Replay: Far Cry 3 is one of those games that will always have something new for you to do. The story took me about fifteen hours to beat, and then I spent another fifteen conquering the map and getting the important collectibles. Doing everything would have taken me another thirty hours. You can collect memory cards, lost letters, and relics, all of which unlock new weapons, and of which there are over 150 to find. Then you have the side quests, the radio towers, the Wanted Dead missions, the Paths of the Hunter… there’s a lot to do. And that’s before you go online.

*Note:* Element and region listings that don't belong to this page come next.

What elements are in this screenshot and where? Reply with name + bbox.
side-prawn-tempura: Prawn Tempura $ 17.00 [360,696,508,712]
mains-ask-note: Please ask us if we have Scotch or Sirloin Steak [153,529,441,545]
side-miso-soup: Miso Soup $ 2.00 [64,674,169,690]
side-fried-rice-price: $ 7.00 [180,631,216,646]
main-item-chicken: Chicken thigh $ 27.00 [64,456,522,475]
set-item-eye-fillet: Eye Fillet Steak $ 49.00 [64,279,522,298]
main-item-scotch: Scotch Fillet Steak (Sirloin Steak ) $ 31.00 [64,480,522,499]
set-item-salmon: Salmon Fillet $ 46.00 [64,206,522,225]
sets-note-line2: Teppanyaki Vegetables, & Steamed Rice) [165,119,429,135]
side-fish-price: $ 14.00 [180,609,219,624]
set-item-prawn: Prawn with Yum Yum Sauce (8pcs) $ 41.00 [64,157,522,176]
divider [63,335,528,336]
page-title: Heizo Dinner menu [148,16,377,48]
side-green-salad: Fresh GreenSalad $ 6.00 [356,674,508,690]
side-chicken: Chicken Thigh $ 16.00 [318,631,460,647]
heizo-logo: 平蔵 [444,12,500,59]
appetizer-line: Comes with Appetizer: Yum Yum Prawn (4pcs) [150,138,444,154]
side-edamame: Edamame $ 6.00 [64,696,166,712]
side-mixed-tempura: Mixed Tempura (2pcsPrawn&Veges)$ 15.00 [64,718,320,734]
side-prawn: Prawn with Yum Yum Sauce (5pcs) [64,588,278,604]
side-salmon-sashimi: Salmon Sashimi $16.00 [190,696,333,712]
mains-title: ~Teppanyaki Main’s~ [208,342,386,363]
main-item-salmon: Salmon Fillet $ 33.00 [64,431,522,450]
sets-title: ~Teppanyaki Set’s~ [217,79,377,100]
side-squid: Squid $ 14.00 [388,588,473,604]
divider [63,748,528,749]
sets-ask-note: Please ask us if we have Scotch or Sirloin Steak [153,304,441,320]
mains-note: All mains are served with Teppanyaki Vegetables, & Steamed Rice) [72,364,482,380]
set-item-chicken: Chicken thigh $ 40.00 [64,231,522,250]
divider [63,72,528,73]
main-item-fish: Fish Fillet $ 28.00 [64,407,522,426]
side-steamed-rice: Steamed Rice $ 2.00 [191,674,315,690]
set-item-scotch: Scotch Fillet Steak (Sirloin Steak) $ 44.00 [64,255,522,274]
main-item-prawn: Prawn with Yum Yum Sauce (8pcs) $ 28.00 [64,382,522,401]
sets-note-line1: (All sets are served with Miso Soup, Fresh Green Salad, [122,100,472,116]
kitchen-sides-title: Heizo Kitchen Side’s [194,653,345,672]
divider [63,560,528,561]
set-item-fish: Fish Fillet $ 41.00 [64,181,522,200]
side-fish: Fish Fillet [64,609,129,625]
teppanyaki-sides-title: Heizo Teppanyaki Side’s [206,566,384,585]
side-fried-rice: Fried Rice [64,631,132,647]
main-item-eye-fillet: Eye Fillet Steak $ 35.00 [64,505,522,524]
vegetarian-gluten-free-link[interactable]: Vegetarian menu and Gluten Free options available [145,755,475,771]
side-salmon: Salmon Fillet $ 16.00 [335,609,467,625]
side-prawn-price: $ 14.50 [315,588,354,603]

Online, there is both co-op and deathmatch. The co-op is fun but pretty short. With six hoard mode type missions, you could probably get through it in a handful of hours, but it’s still fun to play with some friends over again. The deathmatch isn’t anything special, but it works and it’s there. It plays pretty much like Call of Duty in the jungle, but a bit slower and with less game modes.
One awesome thing that I want to shout out to is that when you beat the match, you get a small cinema scene where the top three players on the winning team cajole the top player on the losing team. As the number one player on the winning team, you can show mercy or punish the other player, and it’s an awesome little treat at the end of each match, and really makes you want to play to be number one.
Xbox 360 Footage Shown Below.
Overall, Far Cry 3 is a great game, with a deep story about insanity that will make you feel insane yourself. It’s got a ton of content that will last you a long time, and the performances from most of the actors are great. On the PC, it’s one of the best looking games ever released, but on the consoles, it underperforms quite a bit, so knock off a few points there and then go complain in the comments.